Bei der Gesundheit zeigt sich, wie wichtig den Urbanen das Thema persönliche Entscheidungsfreiheit ist. So scheuen sie sich nicht, zur Impfung, einem Reizthema seit COVID-19, zu schreiben: "Eine Impfpflicht ist indiskutabel, da wir körperliche Selbstbestimmung fordern." Sie räumen zwar ein, dass Impfungen zur Bekämpfung von Pandemien hilfreich seien. Aufgrund der damit verbundenen Gewinne für die Pharmaindustrie gebe es aber "verständliche Zweifel" an ihrer Notwendigkeit.

Im Sinne der persönlichen Entscheidungsfreiheit ist auch die Forderung der Urbanen konsequent, die Paragraphen über den Schwangerschaftsabbruch 218 und 219a des StGB zu streichen. Dass §219a (Werbeverbot für Abtreibungen) bereits im Juni 2022 gestrichen wurde, weist jedoch darauf hin, dass das Parteiprogramm der Urbanen womöglich nicht auf dem neuesten Stand ist.

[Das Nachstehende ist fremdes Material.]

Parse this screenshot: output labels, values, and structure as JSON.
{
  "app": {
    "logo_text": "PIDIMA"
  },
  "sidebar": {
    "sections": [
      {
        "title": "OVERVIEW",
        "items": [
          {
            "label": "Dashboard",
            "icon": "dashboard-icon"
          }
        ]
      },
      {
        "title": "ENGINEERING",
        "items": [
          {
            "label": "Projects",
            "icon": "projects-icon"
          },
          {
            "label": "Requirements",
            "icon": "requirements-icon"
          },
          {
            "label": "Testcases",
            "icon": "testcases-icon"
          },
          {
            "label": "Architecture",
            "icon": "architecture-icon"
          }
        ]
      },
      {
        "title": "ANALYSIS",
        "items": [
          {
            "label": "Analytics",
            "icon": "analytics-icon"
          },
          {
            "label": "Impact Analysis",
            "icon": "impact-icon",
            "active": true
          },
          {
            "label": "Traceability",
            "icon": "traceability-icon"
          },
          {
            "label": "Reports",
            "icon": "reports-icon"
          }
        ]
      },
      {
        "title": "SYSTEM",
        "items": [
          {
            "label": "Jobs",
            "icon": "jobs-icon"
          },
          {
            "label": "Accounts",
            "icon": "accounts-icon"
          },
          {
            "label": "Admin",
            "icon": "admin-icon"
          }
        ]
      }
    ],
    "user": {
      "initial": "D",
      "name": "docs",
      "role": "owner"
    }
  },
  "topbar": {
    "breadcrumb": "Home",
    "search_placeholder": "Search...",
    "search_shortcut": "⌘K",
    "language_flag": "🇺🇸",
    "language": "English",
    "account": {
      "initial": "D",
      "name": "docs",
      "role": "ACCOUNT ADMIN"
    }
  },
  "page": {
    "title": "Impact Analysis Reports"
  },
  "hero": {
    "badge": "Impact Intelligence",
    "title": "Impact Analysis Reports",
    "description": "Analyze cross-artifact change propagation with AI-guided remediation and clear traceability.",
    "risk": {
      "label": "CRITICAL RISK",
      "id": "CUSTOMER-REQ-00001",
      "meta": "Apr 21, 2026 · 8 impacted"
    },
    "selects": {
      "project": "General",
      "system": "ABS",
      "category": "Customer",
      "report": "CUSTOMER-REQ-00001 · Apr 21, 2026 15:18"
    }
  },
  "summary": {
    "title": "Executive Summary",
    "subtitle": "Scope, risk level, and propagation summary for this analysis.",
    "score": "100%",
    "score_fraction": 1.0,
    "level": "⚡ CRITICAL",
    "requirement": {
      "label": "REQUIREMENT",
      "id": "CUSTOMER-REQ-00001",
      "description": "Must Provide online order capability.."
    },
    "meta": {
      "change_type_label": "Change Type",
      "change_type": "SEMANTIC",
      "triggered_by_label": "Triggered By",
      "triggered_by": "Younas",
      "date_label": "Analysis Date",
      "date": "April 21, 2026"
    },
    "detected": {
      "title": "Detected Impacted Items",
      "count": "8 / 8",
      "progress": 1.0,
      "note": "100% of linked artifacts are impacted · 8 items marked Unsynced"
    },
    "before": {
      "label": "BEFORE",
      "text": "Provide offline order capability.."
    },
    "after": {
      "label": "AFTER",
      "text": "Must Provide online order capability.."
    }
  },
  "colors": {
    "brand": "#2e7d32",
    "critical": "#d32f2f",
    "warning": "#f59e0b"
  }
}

Bei einer echten urbanen Partei darf natürlich das Thema Drogen nicht fehlen. Wenig überraschend soll Cannabis entkriminalisiert werden, für Drogen allgemein soll aber ein Werbeverbot gelten. Den militärisch-industriellen Komplex wollen die Urbanen abschaffen.

Eine Partei der Entwurzelten

Ein positives Verhältnis zu Deutschland, dem Land, in dem sie als Partei antreten, lässt sich im Programm der Urbanen nicht feststellen. Ihre Heimat ist, wie nicht anders zu erwarten, die Stadt und ihre Bewohner. Als Personen mit Migrationshintergrund, unter Umständen mit häufigem Wohnortswechsel, nehmen sie die deutsche Leitkultur als etwas Fremdes, Fernes und für ihre Identität Bedrohliches wahr.

Ihre Forderung, das Wahlalter deutlich herabzusetzen, schwankt zwischen politischem Kalkül, junge Wählerschichten anzusprechen, und vermutlich der Reflexion persönlicher Erfahrungen, selbst als Jugendlicher nicht ausreichend gehört worden zu sein. Ihre Heimat ist die Hiphop-Kultur, die auch heute noch, trotz ihrem Erfolgsweg in den Mainstream und ihrer gigantischen Kommerzialisierung, eine Kultur für Außenseiter geblieben ist.

Eine gemeinsame Vorstellung, die dem Mixtape der Urbanen zu Grunde liegt, könnte man vielleicht so beschreiben: Individualismus, postkoloniale Theorien, ordentlich Sozialismus – und Hiphop.